"The Muffled Cries For Help From a Daddy of Four Beautiful Little Girls"


Thursday, March 27, 2008

Hi, My Name Is Scott, and...

I have a problem.

My wife told me about a recent Oprah show; I don't know that she saw it, but she must have caught a glimpse of the home of the "hoarder" that was Oprah's guest. This was a woman who must be a lot like me. I can't throw anything away.


Nor can I PUT anything away. I must leave it out just in case I need it...14 years from now.

I spoke with my secretary today, and next week I've committed to cleaning my office.

There.

I actually put it in print, and now both of my readers can hold me accountable as well.


Being a climate-controlled room--as opposed to my nasty garage which will always be either too hot or too cold to work in and clean--my office is a room I can go ahead and do some spring cleaning in even if the weather outside is frightful. So I'll have no excuse not to get this done some day next week.


A few of the things that may or may not survive the purge (either to be trashed or transplanted some place else):


*Scarecrows and other decorations from our church's pumpkin patch

*A giant bottle of vinegar

*Two briefcases with combinations that no one knows

*A box of rubber gloves

*Junk mail from 2003

*A tin of wheat rolls from Christmas (now I'll probably keep these, because it's kind of a practical joke of sorts. I'm sure I'm not the only one who understands this, right?)

*A pirate treasure chest or two

*Two basketballs

*A microphone stand

*12 basketball uniforms

*5 sample carpet squares

*10 bamboo sticks, about 5 feet long

*A guitar I haven't played for 2 years

*A pirate costume

*2 giant latex aprons from a science lab

*A large tupperware cake box

*A collapsible soccer goal

*A power drill

*A deflated mylar birthday balloon from last year


I don't know. Now that I scan the office and notice all of these things, I really don't know that I can get rid of any of it. Maybe it all just needs to be organized better.

10 comments:

Emily said...

hahaha...

remember that first year i worked for you and cleaned your office while you were at camp?

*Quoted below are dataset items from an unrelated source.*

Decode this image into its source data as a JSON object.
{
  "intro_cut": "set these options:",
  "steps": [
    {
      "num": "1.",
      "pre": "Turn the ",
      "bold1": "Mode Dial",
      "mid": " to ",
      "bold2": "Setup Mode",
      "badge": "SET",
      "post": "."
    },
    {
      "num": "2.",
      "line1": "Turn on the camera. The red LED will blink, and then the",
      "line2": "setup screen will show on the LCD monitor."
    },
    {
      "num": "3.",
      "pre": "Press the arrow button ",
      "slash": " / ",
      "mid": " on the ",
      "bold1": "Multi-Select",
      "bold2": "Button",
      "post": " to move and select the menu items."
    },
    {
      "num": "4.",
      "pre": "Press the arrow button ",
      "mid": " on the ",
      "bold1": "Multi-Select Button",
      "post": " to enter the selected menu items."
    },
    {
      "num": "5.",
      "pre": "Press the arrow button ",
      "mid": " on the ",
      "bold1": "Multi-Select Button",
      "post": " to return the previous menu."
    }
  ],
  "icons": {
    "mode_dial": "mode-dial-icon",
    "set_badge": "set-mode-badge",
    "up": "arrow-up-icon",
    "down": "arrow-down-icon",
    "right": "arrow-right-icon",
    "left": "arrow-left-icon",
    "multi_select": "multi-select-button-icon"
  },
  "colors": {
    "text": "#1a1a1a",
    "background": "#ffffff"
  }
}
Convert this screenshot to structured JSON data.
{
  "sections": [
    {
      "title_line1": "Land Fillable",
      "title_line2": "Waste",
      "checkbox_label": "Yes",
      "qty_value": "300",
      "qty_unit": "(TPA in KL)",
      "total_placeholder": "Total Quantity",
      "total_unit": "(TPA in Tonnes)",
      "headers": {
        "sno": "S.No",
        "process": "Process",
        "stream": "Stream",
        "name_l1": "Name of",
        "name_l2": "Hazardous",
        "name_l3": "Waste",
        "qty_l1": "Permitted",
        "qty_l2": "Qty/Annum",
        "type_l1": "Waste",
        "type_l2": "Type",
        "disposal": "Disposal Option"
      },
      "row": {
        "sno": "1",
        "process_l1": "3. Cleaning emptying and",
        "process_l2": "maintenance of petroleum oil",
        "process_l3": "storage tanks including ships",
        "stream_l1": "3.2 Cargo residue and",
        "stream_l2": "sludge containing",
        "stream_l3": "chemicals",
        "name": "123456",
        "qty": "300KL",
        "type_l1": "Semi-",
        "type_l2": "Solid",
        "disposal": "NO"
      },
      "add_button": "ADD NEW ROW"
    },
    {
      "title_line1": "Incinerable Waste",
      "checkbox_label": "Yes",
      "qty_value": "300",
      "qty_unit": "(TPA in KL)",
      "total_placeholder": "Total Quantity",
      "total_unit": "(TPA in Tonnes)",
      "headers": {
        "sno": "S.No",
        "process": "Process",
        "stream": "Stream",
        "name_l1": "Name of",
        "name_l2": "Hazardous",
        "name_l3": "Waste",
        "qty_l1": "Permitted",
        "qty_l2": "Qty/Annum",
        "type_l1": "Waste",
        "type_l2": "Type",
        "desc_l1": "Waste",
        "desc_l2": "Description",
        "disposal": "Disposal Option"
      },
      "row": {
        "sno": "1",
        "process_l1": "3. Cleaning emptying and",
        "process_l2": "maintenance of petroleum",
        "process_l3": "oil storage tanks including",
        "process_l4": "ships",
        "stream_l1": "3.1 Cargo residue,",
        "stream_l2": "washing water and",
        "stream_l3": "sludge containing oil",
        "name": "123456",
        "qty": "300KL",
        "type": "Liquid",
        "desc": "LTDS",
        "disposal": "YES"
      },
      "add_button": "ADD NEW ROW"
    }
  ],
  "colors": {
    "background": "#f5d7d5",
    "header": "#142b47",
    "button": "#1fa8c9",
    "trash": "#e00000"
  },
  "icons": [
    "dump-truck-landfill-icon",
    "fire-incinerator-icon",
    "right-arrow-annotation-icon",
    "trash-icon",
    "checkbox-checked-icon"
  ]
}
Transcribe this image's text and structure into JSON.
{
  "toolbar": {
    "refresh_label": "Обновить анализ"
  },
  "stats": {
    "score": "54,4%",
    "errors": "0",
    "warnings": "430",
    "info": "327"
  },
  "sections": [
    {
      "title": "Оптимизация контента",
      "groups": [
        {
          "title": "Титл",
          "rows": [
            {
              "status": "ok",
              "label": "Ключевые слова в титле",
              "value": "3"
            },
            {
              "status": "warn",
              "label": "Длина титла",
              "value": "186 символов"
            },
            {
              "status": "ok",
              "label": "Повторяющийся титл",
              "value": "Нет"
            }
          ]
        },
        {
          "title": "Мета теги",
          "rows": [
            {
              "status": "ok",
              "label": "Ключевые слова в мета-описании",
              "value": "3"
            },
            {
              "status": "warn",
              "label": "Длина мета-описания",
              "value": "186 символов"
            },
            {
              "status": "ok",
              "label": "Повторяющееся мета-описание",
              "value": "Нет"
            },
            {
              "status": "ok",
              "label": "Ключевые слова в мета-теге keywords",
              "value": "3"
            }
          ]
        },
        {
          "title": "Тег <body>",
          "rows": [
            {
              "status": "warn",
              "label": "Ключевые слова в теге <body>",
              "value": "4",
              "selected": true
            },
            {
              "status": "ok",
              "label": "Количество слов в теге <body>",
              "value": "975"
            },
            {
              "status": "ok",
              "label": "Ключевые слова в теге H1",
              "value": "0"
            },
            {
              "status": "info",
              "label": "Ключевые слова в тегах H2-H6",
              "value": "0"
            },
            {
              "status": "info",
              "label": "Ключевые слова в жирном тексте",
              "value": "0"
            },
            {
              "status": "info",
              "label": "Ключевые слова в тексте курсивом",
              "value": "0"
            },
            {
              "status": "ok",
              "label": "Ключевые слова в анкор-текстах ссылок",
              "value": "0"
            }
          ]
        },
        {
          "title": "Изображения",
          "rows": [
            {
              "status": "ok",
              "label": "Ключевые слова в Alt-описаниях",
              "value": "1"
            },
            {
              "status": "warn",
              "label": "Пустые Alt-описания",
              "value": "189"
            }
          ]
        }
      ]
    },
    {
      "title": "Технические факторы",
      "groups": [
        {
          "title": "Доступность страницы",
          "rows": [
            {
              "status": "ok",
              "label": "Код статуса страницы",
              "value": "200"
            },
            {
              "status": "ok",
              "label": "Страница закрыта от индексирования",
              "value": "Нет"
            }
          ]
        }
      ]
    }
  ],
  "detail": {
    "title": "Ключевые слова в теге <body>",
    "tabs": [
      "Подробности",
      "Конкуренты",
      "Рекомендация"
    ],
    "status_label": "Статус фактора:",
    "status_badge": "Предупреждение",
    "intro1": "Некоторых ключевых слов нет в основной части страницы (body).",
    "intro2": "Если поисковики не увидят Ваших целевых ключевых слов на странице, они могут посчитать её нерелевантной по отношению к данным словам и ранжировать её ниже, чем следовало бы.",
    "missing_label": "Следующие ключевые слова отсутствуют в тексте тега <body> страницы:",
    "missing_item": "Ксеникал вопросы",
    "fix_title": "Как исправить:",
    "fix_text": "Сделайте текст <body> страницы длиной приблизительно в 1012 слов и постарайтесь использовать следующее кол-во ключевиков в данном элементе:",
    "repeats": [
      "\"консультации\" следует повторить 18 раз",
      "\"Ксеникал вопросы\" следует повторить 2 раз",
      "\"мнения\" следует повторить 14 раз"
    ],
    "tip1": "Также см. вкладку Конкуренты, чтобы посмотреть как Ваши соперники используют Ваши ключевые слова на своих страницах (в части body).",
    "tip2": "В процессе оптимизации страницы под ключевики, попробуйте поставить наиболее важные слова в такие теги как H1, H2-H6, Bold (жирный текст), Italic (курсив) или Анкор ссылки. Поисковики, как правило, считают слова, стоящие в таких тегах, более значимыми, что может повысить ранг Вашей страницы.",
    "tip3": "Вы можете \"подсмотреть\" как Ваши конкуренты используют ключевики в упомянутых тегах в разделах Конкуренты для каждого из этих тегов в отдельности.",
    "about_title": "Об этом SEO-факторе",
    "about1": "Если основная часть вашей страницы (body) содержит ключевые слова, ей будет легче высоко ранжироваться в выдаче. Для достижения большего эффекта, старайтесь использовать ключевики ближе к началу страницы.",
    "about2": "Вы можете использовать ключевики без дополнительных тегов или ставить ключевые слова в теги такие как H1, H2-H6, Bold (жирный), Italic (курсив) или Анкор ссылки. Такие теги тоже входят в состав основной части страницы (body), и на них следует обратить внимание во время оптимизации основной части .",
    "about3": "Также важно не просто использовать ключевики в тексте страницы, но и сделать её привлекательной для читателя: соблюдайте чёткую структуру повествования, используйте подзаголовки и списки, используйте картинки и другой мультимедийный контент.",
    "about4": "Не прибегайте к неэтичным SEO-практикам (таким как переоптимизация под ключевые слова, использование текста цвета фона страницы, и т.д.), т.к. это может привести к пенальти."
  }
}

remember how i never attempted that again? :)

Scott said...

Grrrrrr...

Valerie said...

Scott, you have a problem if you can't even toss the balloon or the briefcases that no one can possibly use because no one can open them :-) We'll be praying for you out here in NC because it sound like it's going to be painful!

Cindy-Still His Girl said...

I am bursting into the Hallelujah Chorus here. Your secretary is officially my favorite person on the planet if she really gets you to do this. Readers, please hold this man accountable!!

Don't you DARE bring any of that junk home with you. Or put it in your car.

Big Doofus said...

If you want to get rid of the guitar contact me. My son is borrowing mine and we need to get another one.

Do you own the rubber gloves or do you rent them? (That's a Fletch joke)

ET said...

Ummm, sounds like the inventory list of a youth pastor???

Emily said...

the pirate chest...or two.

that did it. CLEAN man...CLEAN.

burning4eternity said...

Scott, reading through that list I was thinking about your McGyver daughter and wondered what she, or your faithful readers could create from such a list.

Either that, or take all the items, spit the pile in half and place each half in one of the two treasure boxes and make it a prize for one your now infamous contests

javamamma said...

I generally clean my hubby's office out while he's on mission trips. And if I don't tell him how many boxes I hauled off - he never guesses. ;)

Anonymous said...

My advice is to donate everything or sell it on Craigslist. It always helps me knowing someone else is using it or I'm making money off of it! Selling stuff is contagious!